No CrossRef data available.
Published online by Cambridge University Press: 17 September 2025
Visual Simultaneous Localization and Mapping (vSLAM) is essentially limited by the static world assumption, which makes its application in dynamic environments challenging. This paper proposes a robust vSLAM system, RFN-SLAM, which is based on ORB-SLAM3 and does not require preset dynamic labels and weighted features to process dynamic scenes. In the feature extraction stage, an enhanced efficient binary image BAD descriptor is used to improve the accuracy of static feature point matching. Through the improved RT-DETR target detection network and FAST-SAM instance segmentation network, RFN-SLAM obtains semantic information and uses a novel dynamic box detection algorithm to identify and eliminate the feature points of dynamic objects.
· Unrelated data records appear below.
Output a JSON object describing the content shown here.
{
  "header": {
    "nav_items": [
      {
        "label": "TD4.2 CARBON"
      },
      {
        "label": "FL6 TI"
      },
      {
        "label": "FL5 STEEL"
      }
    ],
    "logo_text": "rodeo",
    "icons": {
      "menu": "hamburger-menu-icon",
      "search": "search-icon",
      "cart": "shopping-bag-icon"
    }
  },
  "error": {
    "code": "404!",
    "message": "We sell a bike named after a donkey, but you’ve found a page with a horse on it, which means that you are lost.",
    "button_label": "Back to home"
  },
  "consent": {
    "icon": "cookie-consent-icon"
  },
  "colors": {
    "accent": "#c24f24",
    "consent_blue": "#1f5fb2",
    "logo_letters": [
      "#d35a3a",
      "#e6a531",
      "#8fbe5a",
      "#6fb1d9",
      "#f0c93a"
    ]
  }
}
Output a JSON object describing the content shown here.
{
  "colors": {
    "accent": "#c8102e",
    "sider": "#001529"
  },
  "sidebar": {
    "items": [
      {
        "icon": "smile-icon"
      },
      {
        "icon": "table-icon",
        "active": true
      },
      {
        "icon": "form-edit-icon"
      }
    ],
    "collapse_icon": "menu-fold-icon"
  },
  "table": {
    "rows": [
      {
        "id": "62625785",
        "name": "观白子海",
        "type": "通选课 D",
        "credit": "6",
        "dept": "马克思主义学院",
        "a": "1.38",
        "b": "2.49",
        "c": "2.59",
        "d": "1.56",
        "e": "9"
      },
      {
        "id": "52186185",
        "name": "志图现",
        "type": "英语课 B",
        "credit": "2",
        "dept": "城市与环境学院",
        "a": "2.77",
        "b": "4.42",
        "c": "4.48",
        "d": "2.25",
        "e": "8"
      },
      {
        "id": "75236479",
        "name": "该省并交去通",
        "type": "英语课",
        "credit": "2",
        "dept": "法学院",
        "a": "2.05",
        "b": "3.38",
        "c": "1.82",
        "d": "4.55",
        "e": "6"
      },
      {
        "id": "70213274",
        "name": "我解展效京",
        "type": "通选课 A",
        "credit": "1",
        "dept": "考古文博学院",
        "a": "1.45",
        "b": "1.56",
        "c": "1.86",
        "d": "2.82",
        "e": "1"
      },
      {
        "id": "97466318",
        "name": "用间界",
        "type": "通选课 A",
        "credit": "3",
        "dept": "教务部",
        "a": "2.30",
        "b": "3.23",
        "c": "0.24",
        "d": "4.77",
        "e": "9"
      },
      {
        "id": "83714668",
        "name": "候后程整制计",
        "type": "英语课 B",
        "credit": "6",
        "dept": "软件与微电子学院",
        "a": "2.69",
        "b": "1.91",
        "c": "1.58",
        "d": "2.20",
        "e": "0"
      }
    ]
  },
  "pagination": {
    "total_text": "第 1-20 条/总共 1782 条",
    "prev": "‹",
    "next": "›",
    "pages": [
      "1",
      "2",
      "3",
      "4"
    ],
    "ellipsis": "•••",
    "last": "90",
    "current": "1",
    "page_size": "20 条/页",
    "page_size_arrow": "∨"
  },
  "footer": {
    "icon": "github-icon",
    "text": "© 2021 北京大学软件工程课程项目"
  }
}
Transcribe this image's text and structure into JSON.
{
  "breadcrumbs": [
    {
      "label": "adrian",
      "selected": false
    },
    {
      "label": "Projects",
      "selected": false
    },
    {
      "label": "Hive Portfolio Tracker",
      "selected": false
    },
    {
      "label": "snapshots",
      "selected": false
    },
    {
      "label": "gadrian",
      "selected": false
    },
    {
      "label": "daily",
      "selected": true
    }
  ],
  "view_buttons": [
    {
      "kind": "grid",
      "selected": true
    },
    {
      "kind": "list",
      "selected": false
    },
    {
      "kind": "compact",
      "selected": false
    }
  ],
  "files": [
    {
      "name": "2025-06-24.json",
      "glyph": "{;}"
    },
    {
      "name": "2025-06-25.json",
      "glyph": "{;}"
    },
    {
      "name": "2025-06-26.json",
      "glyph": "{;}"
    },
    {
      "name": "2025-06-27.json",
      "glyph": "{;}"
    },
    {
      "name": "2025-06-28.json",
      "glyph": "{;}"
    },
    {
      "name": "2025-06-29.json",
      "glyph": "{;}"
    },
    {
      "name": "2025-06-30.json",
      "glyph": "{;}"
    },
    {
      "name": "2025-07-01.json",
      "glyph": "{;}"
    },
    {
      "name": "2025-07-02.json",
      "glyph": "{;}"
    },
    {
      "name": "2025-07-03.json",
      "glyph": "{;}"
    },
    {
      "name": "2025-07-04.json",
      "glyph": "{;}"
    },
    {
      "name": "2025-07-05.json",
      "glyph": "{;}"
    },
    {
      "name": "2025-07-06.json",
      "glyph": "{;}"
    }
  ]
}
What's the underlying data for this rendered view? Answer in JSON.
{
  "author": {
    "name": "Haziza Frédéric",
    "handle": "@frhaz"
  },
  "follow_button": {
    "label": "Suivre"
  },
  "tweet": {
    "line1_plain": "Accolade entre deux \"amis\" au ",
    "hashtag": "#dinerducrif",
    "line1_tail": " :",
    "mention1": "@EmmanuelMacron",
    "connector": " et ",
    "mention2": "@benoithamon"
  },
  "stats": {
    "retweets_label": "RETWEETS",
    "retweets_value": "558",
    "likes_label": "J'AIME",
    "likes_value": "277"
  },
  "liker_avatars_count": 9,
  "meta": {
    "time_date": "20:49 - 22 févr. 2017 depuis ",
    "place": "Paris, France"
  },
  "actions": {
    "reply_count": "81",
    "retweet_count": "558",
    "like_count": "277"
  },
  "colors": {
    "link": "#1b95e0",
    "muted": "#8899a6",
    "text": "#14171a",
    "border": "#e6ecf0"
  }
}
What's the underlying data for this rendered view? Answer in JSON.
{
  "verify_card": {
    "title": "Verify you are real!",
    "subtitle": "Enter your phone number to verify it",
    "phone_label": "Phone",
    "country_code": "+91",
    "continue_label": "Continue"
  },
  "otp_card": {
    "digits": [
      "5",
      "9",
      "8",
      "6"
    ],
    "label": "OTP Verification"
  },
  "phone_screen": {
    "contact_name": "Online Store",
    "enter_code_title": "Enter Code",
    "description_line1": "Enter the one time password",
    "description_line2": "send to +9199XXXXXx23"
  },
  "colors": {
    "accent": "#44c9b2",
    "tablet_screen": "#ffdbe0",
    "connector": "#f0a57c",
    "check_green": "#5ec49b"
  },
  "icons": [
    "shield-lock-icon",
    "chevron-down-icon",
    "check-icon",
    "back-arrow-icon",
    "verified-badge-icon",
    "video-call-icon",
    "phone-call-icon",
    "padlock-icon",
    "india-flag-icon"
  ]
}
When optimizing the pose, the static feature points are weighted according to the dynamic information, which significantly reduces the mismatch and improves the accuracy of positioning. Meanwhile, 3D rendering of the neural radiation field is used to remove dynamic objects and render them. Experiments were conducted on the TUM RGB-D dataset, Bonn dataset, and self-collected dataset. The results show that in terms of positioning accuracy, RFN-SLAM significantly outperforms ORB-SLAM3 in dynamic environments. It also achieves more accurate positioning than other advanced dynamic SLAM methods and successfully realizes accurate 3D reconstruction of static scenes. In addition, on the premise of ensuring accuracy, the real-time performance of RFN-SLAM is effectively guaranteed.